Politik/Inland

U-Ausschuss: Benko sagte mehr als erwartet und erntet eine Beugestrafe

Er trägt einen schwarzen Anzug, ein strahlend weißes Hemd, dazu graue Krawatte und Manschettenknöpfe: Rein äußerlich ist alles wie immer bei René Benko. Das Outfit: klassisch. Der Teint: tadellos.

Die selbst ernannten Insider, die in den vergangenen Wochen gewusst haben wollen, dass der Gründer des SIGNA-Konzerns seit längerer Zeit „schlecht aussehe“, sehen ihrerseits alt aus, denn: Es ist offenkundig nicht so. Optisch kann man dem 46-Jährigen nicht anmerken, dass er im Zentrum der größten Pleite in der Wirtschaftsgeschichte der Zweiten Republik steht.

Genau das war ja zuvor auch sein Argument gewesen, warum er als Auskunftsperson ursprünglich nicht in den Cofag-Untersuchungsausschuss kommen wollte. Denn wie sollte er sich in diesem Gremium entsprechend den Regeln entschlagen und sich selbst vor einer Strafverfolgung schützen, wenn nicht einmal er selbst weiß bzw. den Überblick verloren hat, was und wie die Justiz gerade gegen ihn ermittelt?

Benkos Strategie

Im Parlament am Ring wurde Benkos Haltung zwar verstanden, aber nicht geteilt. Und so haben die Abgeordneten dem Unternehmer die polizeiliche Vorführung angedroht, sollte er weiter nicht zur Befragung kommen. 
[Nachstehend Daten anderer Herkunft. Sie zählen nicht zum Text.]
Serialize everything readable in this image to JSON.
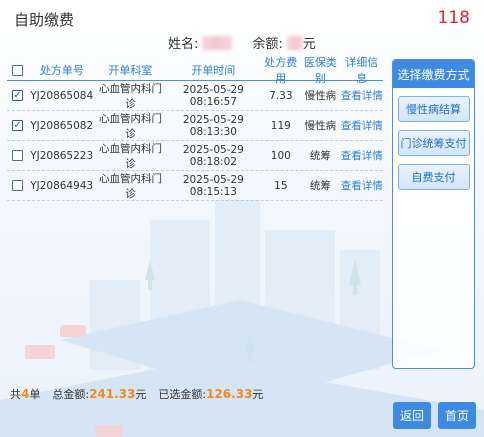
{
  "header": {
    "title": "自助缴费",
    "countdown": "118"
  },
  "patient": {
    "name_label": "姓名:",
    "balance_label": "余额:",
    "balance_unit": "元"
  },
  "table": {
    "columns": [
      "处方单号",
      "开单科室",
      "开单时间",
      "处方费用",
      "医保类别",
      "详细信息"
    ],
    "rows": [
      {
        "checked": true,
        "no": "YJ20865084",
        "dept": "心血管内科门诊",
        "time": "2025-05-29 08:16:57",
        "fee": "7.33",
        "type": "慢性病",
        "detail": "查看详情"
      },
      {
        "checked": true,
        "no": "YJ20865082",
        "dept": "心血管内科门诊",
        "time": "2025-05-29 08:13:30",
        "fee": "119",
        "type": "慢性病",
        "detail": "查看详情"
      },
      {
        "checked": false,
        "no": "YJ20865223",
        "dept": "心血管内科门诊",
        "time": "2025-05-29 08:18:02",
        "fee": "100",
        "type": "统筹",
        "detail": "查看详情"
      },
      {
        "checked": false,
        "no": "YJ20864943",
        "dept": "心血管内科门诊",
        "time": "2025-05-29 08:15:13",
        "fee": "15",
        "type": "统筹",
        "detail": "查看详情"
      }
    ]
  },
  "payment": {
    "header": "选择缴费方式",
    "options": [
      "慢性病结算",
      "门诊统筹支付",
      "自费支付"
    ]
  },
  "summary": {
    "count_prefix": "共",
    "count": "4",
    "count_suffix": "单",
    "total_label": "总金额:",
    "total_value": "241.33",
    "total_unit": "元",
    "selected_label": "已选金额:",
    "selected_value": "126.33",
    "selected_unit": "元"
  },
  "nav": {
    "back": "返回",
    "home": "首页"
  },
  "colors": {
    "accent": "#3d8ae0",
    "countdown": "#e0262d",
    "amount": "#f08a1c"
  }
}
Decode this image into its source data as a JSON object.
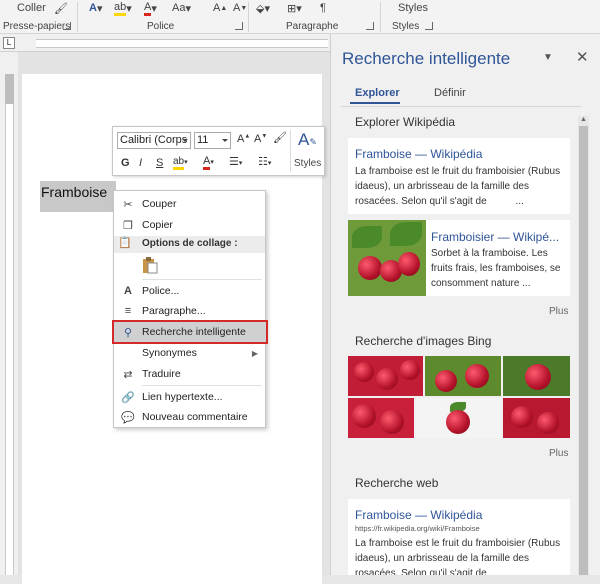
{
  "ribbon": {
    "top_labels": [
      "Coller",
      "Aa",
      "Styles"
    ],
    "groups": [
      "Presse-papiers",
      "Police",
      "Paragraphe",
      "Styles"
    ],
    "paragraph_mark": "¶"
  },
  "document": {
    "selected_word": "Framboise",
    "ruler_corner": "L"
  },
  "mini_toolbar": {
    "font_name": "Calibri (Corps",
    "font_size": "11",
    "bold": "G",
    "italic": "I",
    "underline": "S",
    "grow": "A",
    "shrink": "A",
    "styles_label": "Styles"
  },
  "context_menu": {
    "cut": "Couper",
    "copy": "Copier",
    "paste_header": "Options de collage :",
    "font": "Police...",
    "paragraph": "Paragraphe...",
    "smart_lookup": "Recherche intelligente",
    "synonyms": "Synonymes",
    "translate": "Traduire",
    "hyperlink": "Lien hypertexte...",
    "new_comment": "Nouveau commentaire"
  },
  "pane": {
    "title": "Recherche intelligente",
    "tabs": [
      "Explorer",
      "Définir"
    ],
    "wiki_section": "Explorer Wikipédia",
    "wiki_card1": {
      "title": "Framboise — Wikipédia",
      "text": "La framboise est le fruit du framboisier (Rubus idaeus), un arbrisseau de la famille des rosacées. Selon qu'il s'agit de",
      "ellipsis": "..."
    },
    "wiki_card2": {
      "title": "Framboisier — Wikipé...",
      "text": "Sorbet à la framboise. Les fruits frais, les framboises, se consomment nature ..."
    },
    "more1": "Plus",
    "bing_section": "Recherche d'images Bing",
    "more2": "Plus",
    "web_section": "Recherche web",
    "web_card": {
      "title": "Framboise — Wikipédia",
      "url": "https://fr.wikipedia.org/wiki/Framboise",
      "text": "La framboise est le fruit du framboisier (Rubus idaeus), un arbrisseau de la famille des rosacées. Selon qu'il s'agit de"
    }
  },
  "colors": {
    "accent": "#2f5597",
    "highlight_border": "#d42a2a",
    "font_color_red": "#d9261c",
    "highlight_yellow": "#ffd700"
  }
}
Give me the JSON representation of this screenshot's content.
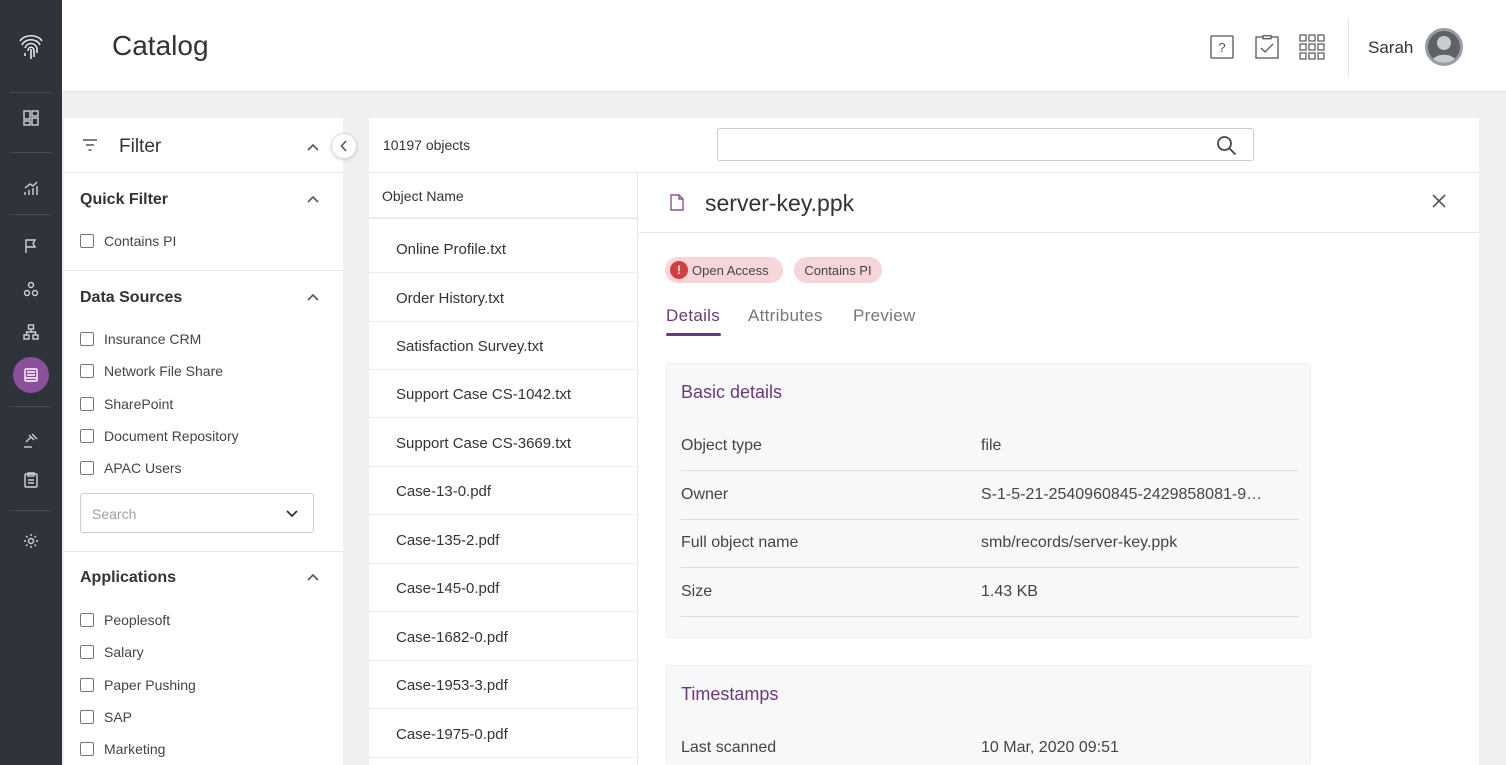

Soweit kam es dann freilich doch nicht.

Benkos Rechtsanwalt und Vertrauensperson Norbert Wess ließ den KURIER schon vor Tagen wissen, dass sein Mandant noch am Vorabend der parlamentarischen Befragung in Wien sein werde – nur damit auch formal kein Anlass besteht, Benko allenfalls aus Tirol vorführen zu lassen.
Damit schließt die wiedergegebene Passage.